Justice…
Don’t we all work in our own ways to promote justice? But what exactly is justice? The classical definition is the will to render to a person what is due him. That seems pretty simple, pretty obvious.
Social Justice…
So what is social justice? To those using the term it seems to mean something approximating moral fairness. That would seem to assume a system of rules and norms for society. So, don’t the questions become: Fair in whose eyes? Do all persons get what is due them as human beings, as members of the community? If so, is eugenics fair? If it is; is the fairness determined by the person being killed or the person doing the killing?
It seems as with so many things in life, shifting from the good intentions behind our motives for change, to the actual results achieved can be a dangerous leap, one with unintended consequences. To some, virtually every inequality comes about because the rules of the game are unfair. For better or worse, those individuals want the state to intervene whenever there are unequal outcomes.
The term social justice has considerable baggage. For some it encapsulates the highest aspirations of everything that is right. For others it embodies their darkest fears. Progressives venerate the term. Whether from fear or aspiration social justice animates their core policies.
Classical liberals see the term as anathema to the idea of liberty. They see it as a weapon fashioned and wielded by those pretending to the higher ground. Thomas Sowell has written that social justice is merely a fig leaf for wrong doing: Envy was once considered to be one of the seven deadly sins before it became one of the most admired virtues under its new name “social justice”.
Social justice implies enforcement.
If we cannot rightly define the term, if we cannot agree what it means should we be defining virtue by it? Should we be shaping public institutions around it? Should we be allocating resources based on its dictates? If we cannot agree what it is; should we be using to determine how people should be treated?
Does social justice distinguish between differences arising from luck and choice? People are entitled to make many choices are they not? Different people do often make different choices in similar circumstance. Are we to take away their tight to make those choices because of the unequal outcomes produced? For their own good you understand. And how does social justice equalize for differences in innate ability.

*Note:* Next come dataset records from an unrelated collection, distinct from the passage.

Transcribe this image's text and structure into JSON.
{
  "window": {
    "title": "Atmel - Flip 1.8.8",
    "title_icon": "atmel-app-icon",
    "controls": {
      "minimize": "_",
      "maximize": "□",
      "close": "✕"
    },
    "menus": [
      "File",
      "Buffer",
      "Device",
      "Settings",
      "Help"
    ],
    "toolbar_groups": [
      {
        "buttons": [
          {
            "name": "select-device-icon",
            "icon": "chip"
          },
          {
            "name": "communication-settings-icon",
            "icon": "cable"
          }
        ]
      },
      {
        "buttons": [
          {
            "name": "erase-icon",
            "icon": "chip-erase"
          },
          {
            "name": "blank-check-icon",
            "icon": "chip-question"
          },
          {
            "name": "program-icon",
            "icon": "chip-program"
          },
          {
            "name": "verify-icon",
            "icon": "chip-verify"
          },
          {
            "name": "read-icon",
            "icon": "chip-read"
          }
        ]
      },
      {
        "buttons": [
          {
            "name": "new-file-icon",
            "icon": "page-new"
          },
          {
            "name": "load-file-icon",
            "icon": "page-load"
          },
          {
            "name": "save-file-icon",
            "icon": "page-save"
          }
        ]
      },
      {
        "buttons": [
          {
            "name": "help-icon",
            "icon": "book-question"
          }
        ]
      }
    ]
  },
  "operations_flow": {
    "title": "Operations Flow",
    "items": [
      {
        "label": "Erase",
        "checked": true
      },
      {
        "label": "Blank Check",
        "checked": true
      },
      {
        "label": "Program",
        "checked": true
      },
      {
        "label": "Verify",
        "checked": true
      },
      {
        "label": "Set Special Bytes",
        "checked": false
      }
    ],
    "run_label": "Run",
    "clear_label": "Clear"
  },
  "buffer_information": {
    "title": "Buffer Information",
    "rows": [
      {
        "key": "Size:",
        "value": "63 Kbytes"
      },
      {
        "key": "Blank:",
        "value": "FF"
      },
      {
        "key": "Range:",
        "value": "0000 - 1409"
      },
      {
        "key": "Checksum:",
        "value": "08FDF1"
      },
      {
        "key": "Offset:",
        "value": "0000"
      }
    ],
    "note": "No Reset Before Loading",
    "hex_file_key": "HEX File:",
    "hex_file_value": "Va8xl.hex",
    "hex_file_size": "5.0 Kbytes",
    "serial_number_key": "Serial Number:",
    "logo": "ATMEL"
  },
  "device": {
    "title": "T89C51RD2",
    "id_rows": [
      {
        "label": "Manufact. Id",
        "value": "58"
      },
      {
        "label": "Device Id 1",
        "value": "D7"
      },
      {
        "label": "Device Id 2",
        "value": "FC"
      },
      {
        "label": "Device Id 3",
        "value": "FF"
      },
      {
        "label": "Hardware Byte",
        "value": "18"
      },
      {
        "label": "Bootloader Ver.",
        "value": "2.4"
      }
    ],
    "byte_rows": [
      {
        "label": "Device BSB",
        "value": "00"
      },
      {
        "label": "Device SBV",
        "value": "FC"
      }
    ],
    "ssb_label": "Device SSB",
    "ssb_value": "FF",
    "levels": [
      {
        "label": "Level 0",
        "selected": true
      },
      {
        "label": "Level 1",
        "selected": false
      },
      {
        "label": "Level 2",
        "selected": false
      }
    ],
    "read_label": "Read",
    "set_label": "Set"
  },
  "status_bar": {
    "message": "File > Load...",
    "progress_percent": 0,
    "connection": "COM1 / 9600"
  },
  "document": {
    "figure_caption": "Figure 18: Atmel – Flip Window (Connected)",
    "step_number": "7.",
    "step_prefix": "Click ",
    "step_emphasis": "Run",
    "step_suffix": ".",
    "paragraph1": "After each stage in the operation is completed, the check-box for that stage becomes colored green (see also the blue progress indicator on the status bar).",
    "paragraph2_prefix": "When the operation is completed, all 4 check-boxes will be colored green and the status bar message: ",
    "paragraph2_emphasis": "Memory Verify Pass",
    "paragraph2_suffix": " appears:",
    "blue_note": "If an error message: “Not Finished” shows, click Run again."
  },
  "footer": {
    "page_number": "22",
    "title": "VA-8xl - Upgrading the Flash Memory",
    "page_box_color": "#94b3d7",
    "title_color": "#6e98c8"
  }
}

What we know is that the word justice in todays language connotes gravity and certitude while linking to the implication of coercive enforcement. For its advocates there is no alternative to confusion and coercion masquerading as fairness. They require removal of formal restrictions that limit the ability to flourish as they understand it. They do not care about property rights or individual rights.
Conclusion:
The problem is the advocates of social justice disrespect the rights of any and all individuals who fail to accept their fairness; the fairness of social justice. We used to call it mob rule. A commercial society constrained by protections of liberal justice encourages material prosperity and morally improved relations between people. It also requires unequal outcomes.